Ransomware has exploded back onto the cybercrime scene with a vengeance, and healthcare organizations have been far from immune.
This reality hit home earlier this year when Hollywood Presbyterian Medical Center admitted paying a ransom to get its data back. But other incidents such as the attack on Titus Regional Medical Center in Texas and Lukas Hospital in Germany have underscored just how dire the situation is becoming.
It should come as no surprise to healthcare organizations that they are being targeted. Every hospital, doctor’s office, or medical facility is home to troves of personally-identifiable information. On the cyber-underground, it is not uncommon for hospital “fullz” – personal identity and medical information – to be sold to interested buyers on the dark web. That data needs to be protected, and not just from theft. The flow of patient data to the right people in a timely manner is vital to the healthcare business, making those organizations ideal targets for ransomware attacks.
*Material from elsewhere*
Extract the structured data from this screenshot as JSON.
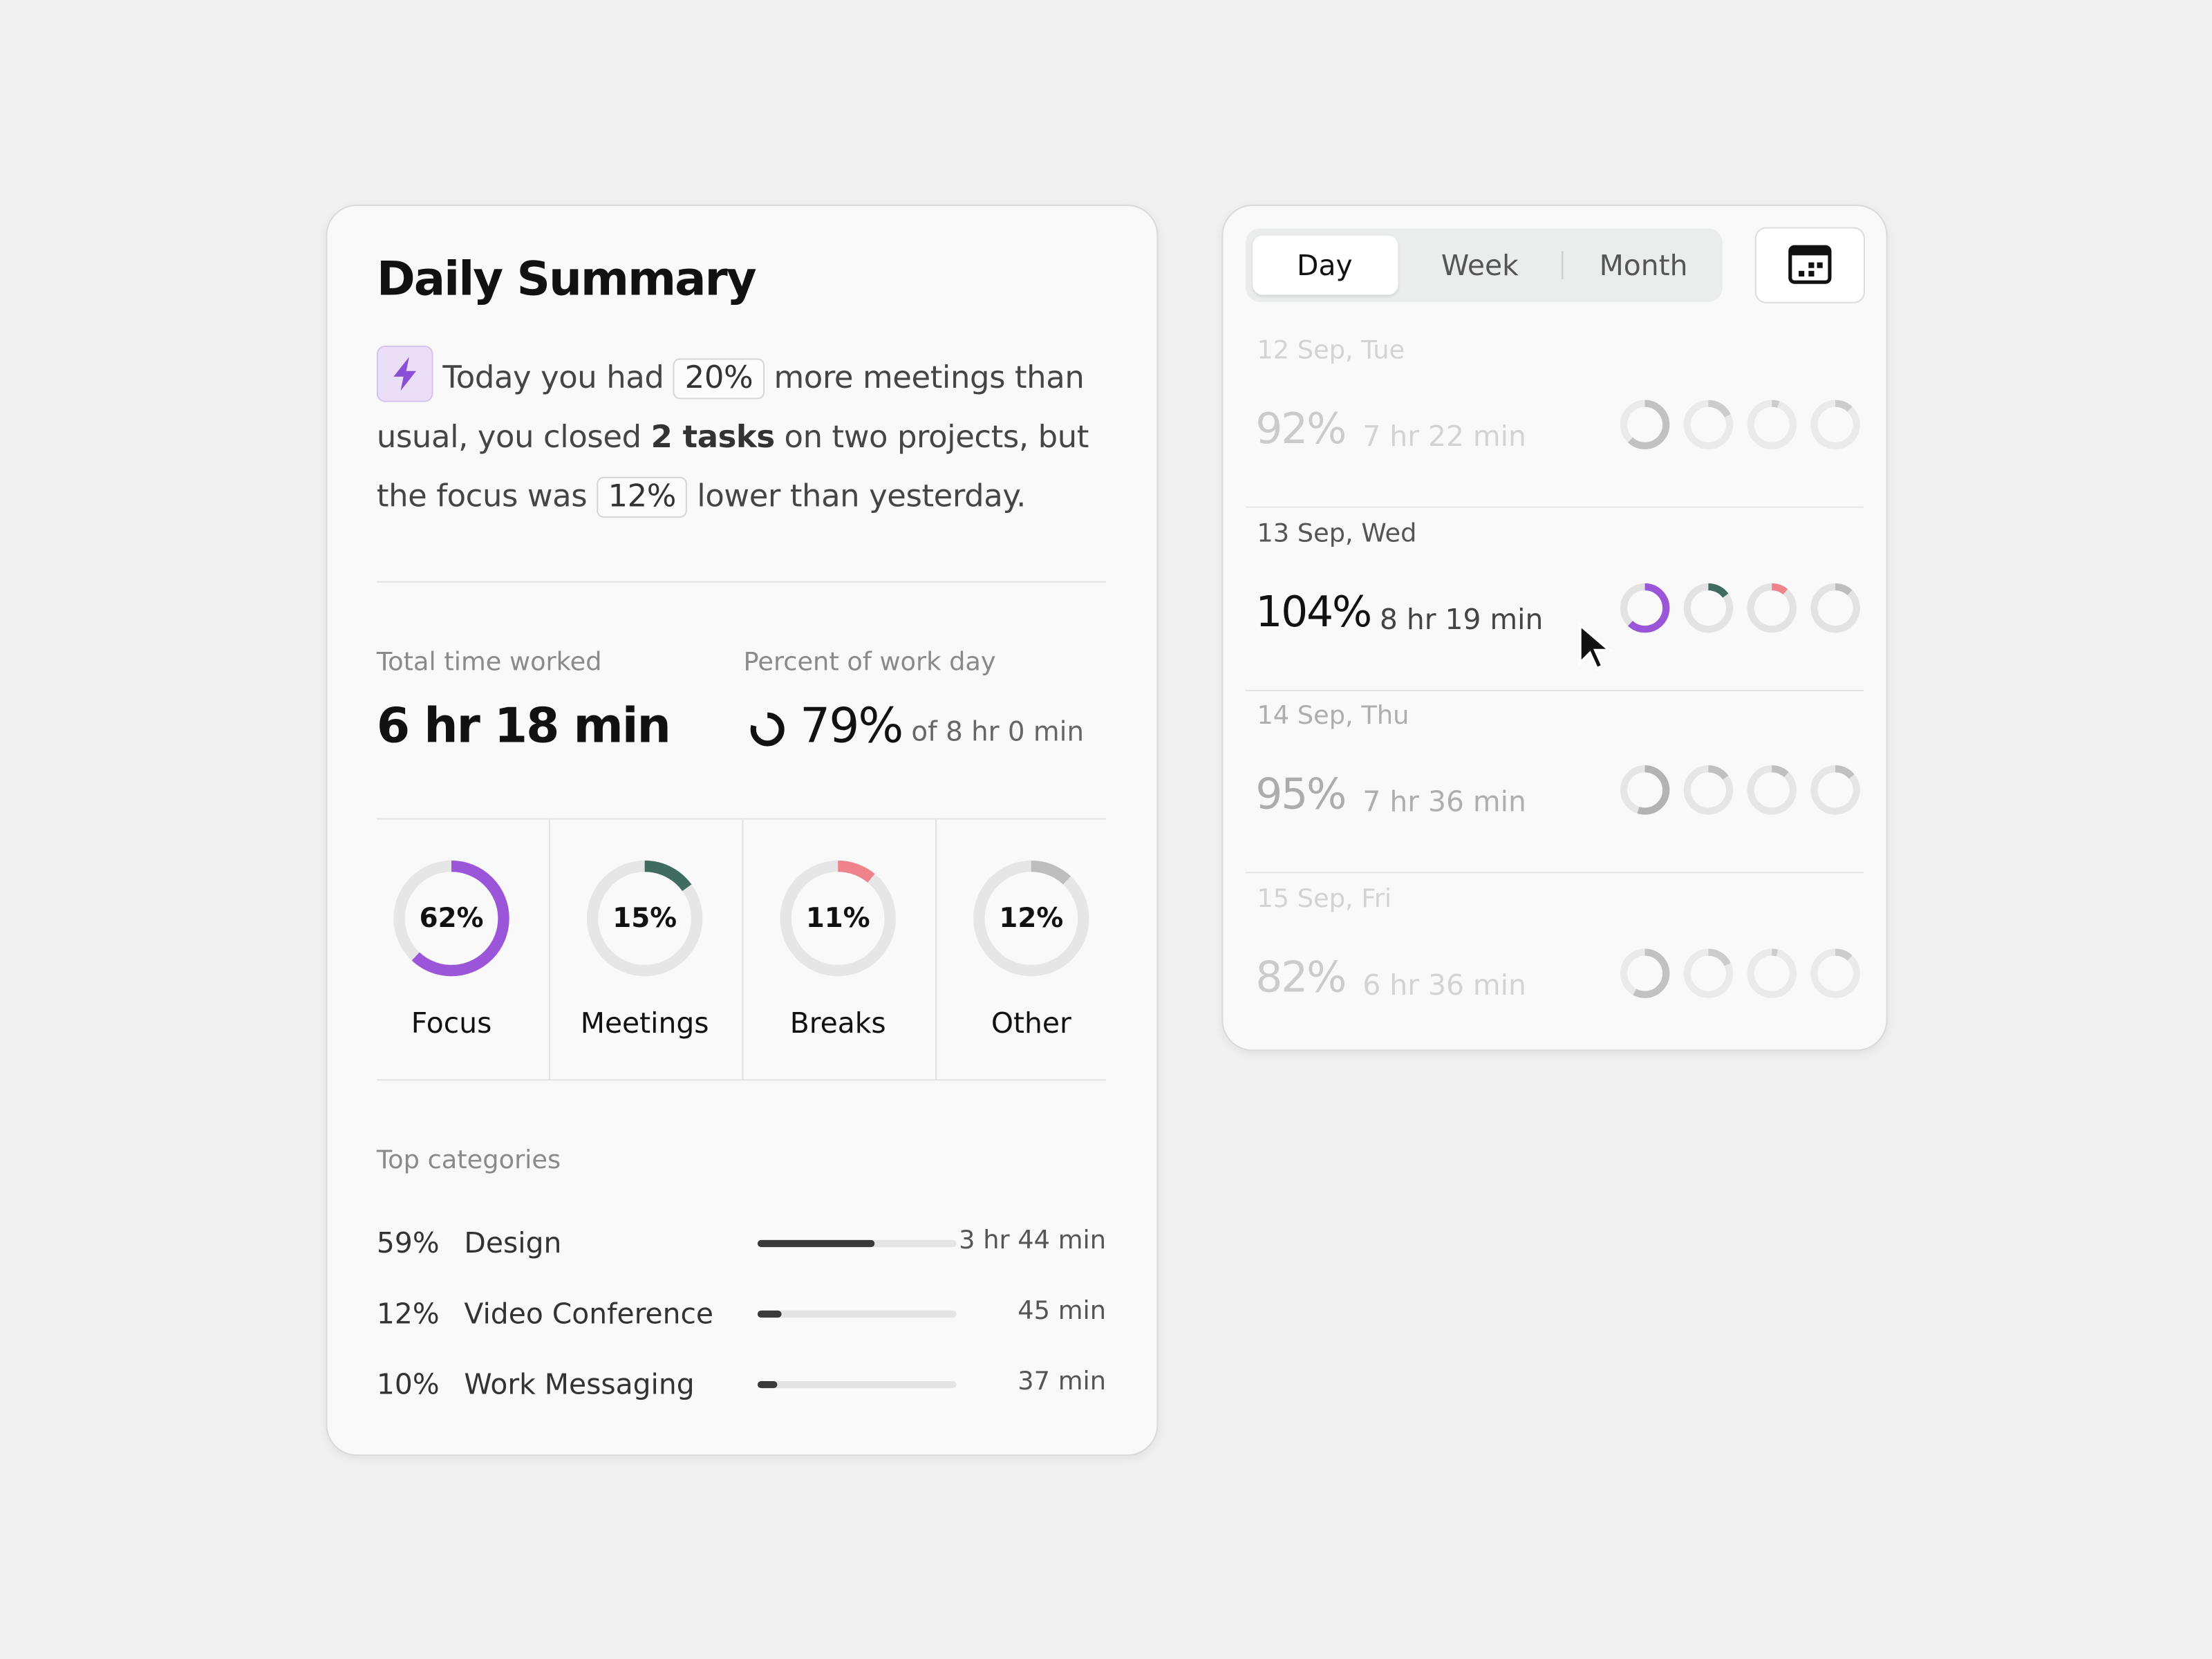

Right now, there are numerous types of ransomware available for cybercriminals to purchase, and attackers are getting more sophisticated in using them. During February and March of 2016, SecureWorks analysts responded to several ransomware incidents that appear to have been initiated by the same threat group or threat actor. The analysts determined the infections were the result of a threat actor accessing the targeted infrastructure through an under-managed, Java-based enterprise application platform and then deploying ransomware to a number of systems.
This trend of more extensive, enterprise-wide ransomware infections was observed throughout the first quarter of 2016 and had a significant impact on both the healthcare industry and a number of verticals. Instead of only one system being infected, in this style of attack multiple systems within the compromised infrastructure were hit. Given the number of potential endpoints accessing information in a healthcare environment, the challenge facing the industry is far from minor.
Addressing ransomware requires not only having strong antivirus and network security controls in place, but also a strong understanding of the business criticality of all the systems in the environment. Knowing which systems will have a significant impact to operations if they go down is the type of knowledge that can inform where the strongest emphasis should be put for security.
Properly managing the backup and recovery process is also important. The Health Insurance Portability and Accountability Act (HIPAA) mandates that healthcare organization back up information, and dedicated backup software that makes full copies of hard disk drives and saves them externally can be just the cure the doctor ordered in the event of a ransomware attack.
Given the potential business disruption, the growth of these attacks should also serve as a reminder to organizations of the importance of security awareness training. Malicious email attachments are still a vector for attacks, as are malicious webpages laced with exploit kits such as Angler. By staying alert, employees can serve as another line of defense to keep ransomware from endangering the data, reputations, and - most importantly – patients of healthcare organizations.